Apa Sebenarnya Makna Privatisasi Itu ?
Dari penjelasan pak Coen Pontoh (lihat : http://coenpontoh.wordpress.com/2005/09/13/privatisasi/), nampak bahwa makna privatisasi beserta bentuk-bentuk penerapannya adalah sangat luas dan kompleks. Satu hal yang dapat saya tarik benang merah – mohon diluruskan jika keliru – bahwasannya privatisasi itu adalah satu usaha pengalihan kewenangan negara/fungsi negara (sebagian atau seluruhnya) kepada swasta, baik dalam instrument kebijakan, pelayanan, pemilikan atau pengelolaan asset (sumberdaya).
Terkait dengan hal itu, dalam beberapa hadits, saya melihat beberapa hal menarik terkait privatisasi ini. Hadits-hadits tersebut antara lain :
1. Penyerahan pengelolaan kebun kurma milik negara kepada Yahudi Khaibar dengan sistem bagi hasil.
أَنَّ رَسُوْلَ اللهِ صَلَّى اللهُ عَلَيْهِ وَسَلَّمَ لَمَا ظَهَرَ عَلَى خَيْبَرَ أَرَادَ إِخْرَاجَ اْليَهُوْدِ مِنْهَا وَكَانَتِ اْلأَرْضُ حِيْنَ ظَهَرَ عَلَيْهَا للهِ وَلِرَسُولِهِ صَلَّى اللهُ عَلَيْهِ وَسَلَّمَ وَلِلْمسْلِمِيْنَ وَأَرَادَ إِخْرَاجَ اْليَهُوْدِ مِنْهَا فَسَأَلَتِ اْليَهُوْدُ رَسُوْلَ الله صَلَّى اللهُ عَلَيْهِ وَسَلَّمَ لِيُقِرَّهُمْ بِهَا أَنْ يَكْفُوا عَمَلَهَا وَلَهُمْ نِصْفُ الثَّمَرِ فَقَالَ لَهُمْ رَسُولُ الله صَلَّى اللهُ عَلَيْهِ وَسَلَّمَ نُقِرُّكُمْ بهَا عَلَى ذَلِكَ مَا شِئْنَا فَقَرُّوْا بِهَا حَتَّى أَجْلاهُمْ عُمَرُ إِلَى تَيْمَاءَ وَأرِيْحَاءَ
Ketika Rasulullah shallallaahu ‘alaihi wasallam menaklukkan Khaibar, beliau menginginkan orang-orang Yahudi keluar.

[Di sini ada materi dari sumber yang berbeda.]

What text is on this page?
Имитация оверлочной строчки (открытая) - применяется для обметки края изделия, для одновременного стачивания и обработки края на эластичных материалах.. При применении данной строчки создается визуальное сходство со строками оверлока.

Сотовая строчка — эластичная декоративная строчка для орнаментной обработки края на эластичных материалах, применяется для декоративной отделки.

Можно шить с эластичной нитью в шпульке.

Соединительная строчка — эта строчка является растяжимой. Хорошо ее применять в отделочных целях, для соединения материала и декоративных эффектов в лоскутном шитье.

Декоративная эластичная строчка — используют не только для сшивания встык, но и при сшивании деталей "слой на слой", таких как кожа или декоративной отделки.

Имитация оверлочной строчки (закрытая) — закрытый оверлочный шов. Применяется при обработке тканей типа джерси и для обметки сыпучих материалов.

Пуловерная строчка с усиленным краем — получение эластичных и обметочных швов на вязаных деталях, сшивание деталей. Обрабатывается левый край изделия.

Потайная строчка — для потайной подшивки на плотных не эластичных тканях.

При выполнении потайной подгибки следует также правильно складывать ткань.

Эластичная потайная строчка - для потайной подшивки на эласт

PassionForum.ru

Hal itu disebabkan wilayah orang kafir yang ditaklukkan, maka ia menjadi milik Allah, Rasul-Nya, dan kaum muslimin. Akan tetapi orang-orang Yahudi itu memohon kepada Rasulullah shallallaahu ‘alaihi wasallam untuk tetap tinggal di Khaibar, sementara mereka ingin mengelola tanah pertanian di situ dengan memperoleh separuh dari hasil panennya. Rasulullah shallallaahu ‘alaihi wasallam bersabda kepada mereka : “Kami mengijinkan kalian tetap tinggal di sini selama kami mau”. Maka orang-orang Yahudi tersebut tetap tinggal disitu sampai akhirnya mereka dipindahkan ke Taimaa’ dan Arihaa’ oleh ‘Umar radliyallaahu ‘anhu” [HR. Al-Bukhari no. 2983, 2213].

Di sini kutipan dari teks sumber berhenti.